IoT Optimizes Major Incident Handling

Major Incidents occur on a daily basis across all industry types. IoT provides an innovative platform enabling a consistent workflow process which will handle major incidents in a manner that reduces their adverse consequences.

896
Image of a comic book character running away from a cybersecurity incident
Illustration: © IoT For All

Major Incidents occur on a daily basis across all industry types.  These could include rolling blackouts from a power grid under strain or a cyclone hitting a coastline with high winds and that creates a storm surge causing extensive damage and a loss of life.
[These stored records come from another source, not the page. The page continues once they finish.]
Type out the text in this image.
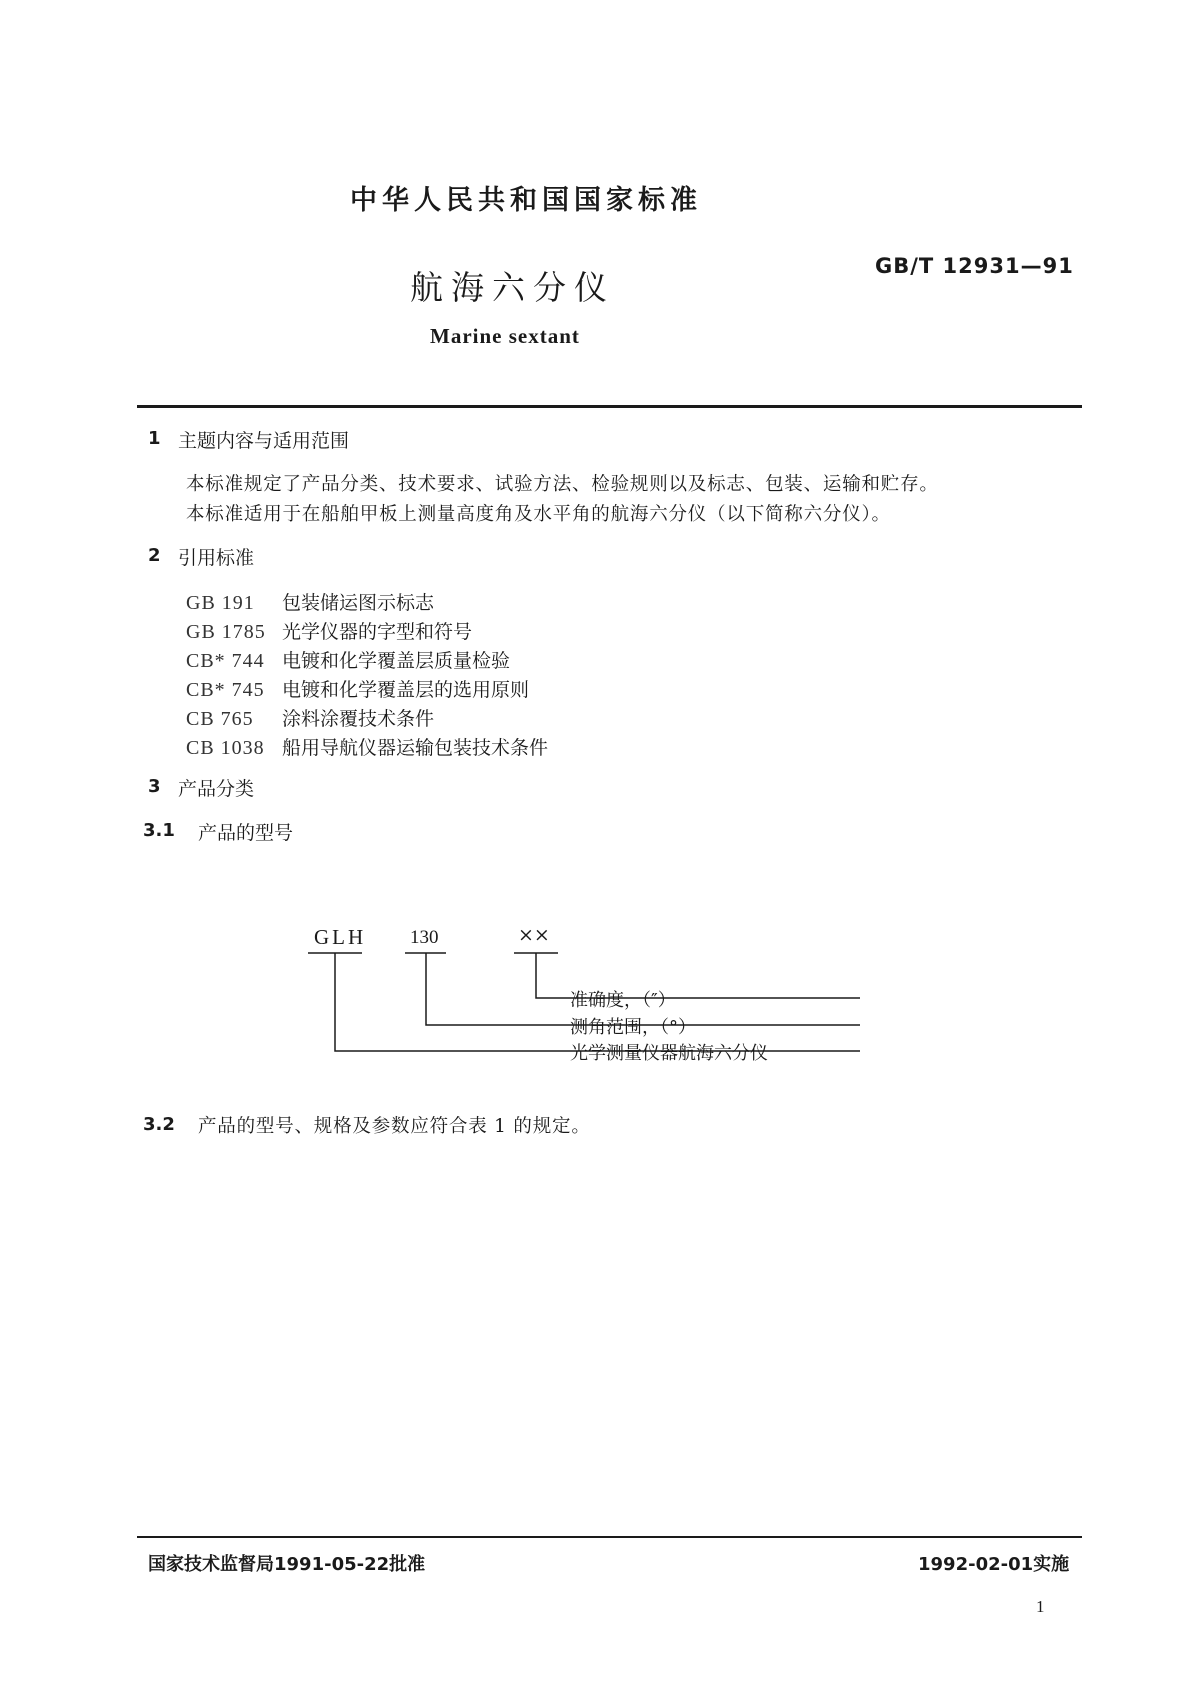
中华人民共和国国家标准
航海六分仪
GB/T 12931—91
Marine sextant
1 主题内容与适用范围
本标准规定了产品分类、技术要求、试验方法、检验规则以及标志、包装、运输和贮存。
本标准适用于在船舶甲板上测量高度角及水平角的航海六分仪（以下简称六分仪）。
2 引用标准
GB 191 包装储运图示标志
GB 1785 光学仪器的字型和符号
CB* 744 电镀和化学覆盖层质量检验
CB* 745 电镀和化学覆盖层的选用原则
CB 765 涂料涂覆技术条件
CB 1038 船用导航仪器运输包装技术条件
3 产品分类
3.1 产品的型号
GLH 130	××
准确度，（″）
测角范围，（°）
光学测量仪器航海六分仪
3.2 产品的型号、规格及参数应符合表 1 的规定。
国家技术监督局1991-05-22批准	1992-02-01实施
1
Currently, most of these incidents are handled in a reactive manner and in crisis mode. The Internet of Things (IoT) provides a platform, as well as the enablement of a consistent workflow process, which will facilitate the handling of these major incidents in a manner that reduces their adverse consequences.

The high-level workflow associated with a major incident can be integrated with IoT devices, especially at the sensor and wearable level.  The primary and most important benefit is that IoT will be able to record precisely each step in the major incident workflow. Time is crucial in analysis and is the cornerstone of causation. The below diagram is a presentation of the major incident workflow and serves as an indication of the important times that need to be noted:

Image Credit: Ron Bartels

The detailed steps are as follows:

  • Time when the major incident started: This is the actual time when the disaster/crisis started and when something of significant negative consequence has happened to inventory items or a large risk event has been triggered.
  • Time when an incident was detected: A major incident is detected either by IoT sensors, people assigned to the task or via a third party.
  • Time of diagnosis: This is when the underlying cause is identified, and we know what happened beyond the visual or immediate symptoms presented.
  • Time of repair: The process to fix failures has started or corrective action is initiated.
  • Time of recovery: Components have been recovered which means that the inventory is available again for production and business is ready to be resumed.
  • Time of restoration: Normal operations resume has resumed, and the inventory item or associated service is back in full production.
  • Time of workaround: When a service is back in production with a workaround.  An example would be where the utility power for a data center has failed and the standby generator has kicked in.
  • Time of escalation: When the major incident is escalated to a higher level, such as the introduction of a Tiger Team.
  • Duration service was unavailable: The downtime as measured and determined by Service Level Agreements (SLA).
  • Duration service was degraded: Often overlooked in SLAs, this refers to the period when service was not able to operate at an optimal capacity or expected capacity levels.

These times allow analysts to better understand where problems within the workflow exist when the times are graphed.  As an example, is there a delay in major incidents being digitally detected or a disparate time being spent diagnosing the underlying causes?  It’s also useful to aggregate these statistics over multiple Major Incidents to understand trends. 

These statistics can also be extrapolated to better define and set appropriate SLA times and durations.  Just recording the start and end time of a major incident provides no benefit, as that doesn’t provide guidance or inform where time improvements are possible.  The recommended workflow above is a significant improvement.  An IoT platform or system thus needs to have this embedded knowledge assimilated, and this workflow is the basis upon which AI can be leveraged to deal with major incidents.

The deliverable of IoT platforms in dealing with major incidents also needs to incorporate a method to gauge risks, which in this case are the probabilities of loss, failures and errors.  This aligns to the CIA metrics which are defined as:

  • Inventory is only accessible to those authorized to its use. This is associated with loss.
  • Safeguarding the accuracy and completeness of inventory.  This is associated with failure.
  • Authorized use is provided when required.  This is associated with failure.

The diagram below contextualizes the risk.  Normal operating conditions are impacted by unexpected activity.  If these activities have pro-active mitigations in place, then workarounds are possible to avoid a major incident.  Should the mitigations not address the problems that are being caused by the major incident event, then there is an expectation that reactive counter-measures can reduce any further negative consequences.  A lack or poor counter-measures will trigger a full-blown major incident.

Image Credit: Ron Bartels

IoT should be able to deliver on the digitalization of this risk management.  Being able to manage both the proactive mitigations and trigger the reactive countermeasures.  The benefit here is time. The digitalization of the process can reduce the negative impact of a major incident as algorithms can react faster than humans to immediately identify causation.  The algorithm can learn from the previous incident, creating a feedback loop which allows the entities experiencing the major incidents to incrementally improve operations over time.

IoT platforms that provide workflow and risk management are key to dealing with major incidents; an IoT implementation lacking this functionality is superficial at best.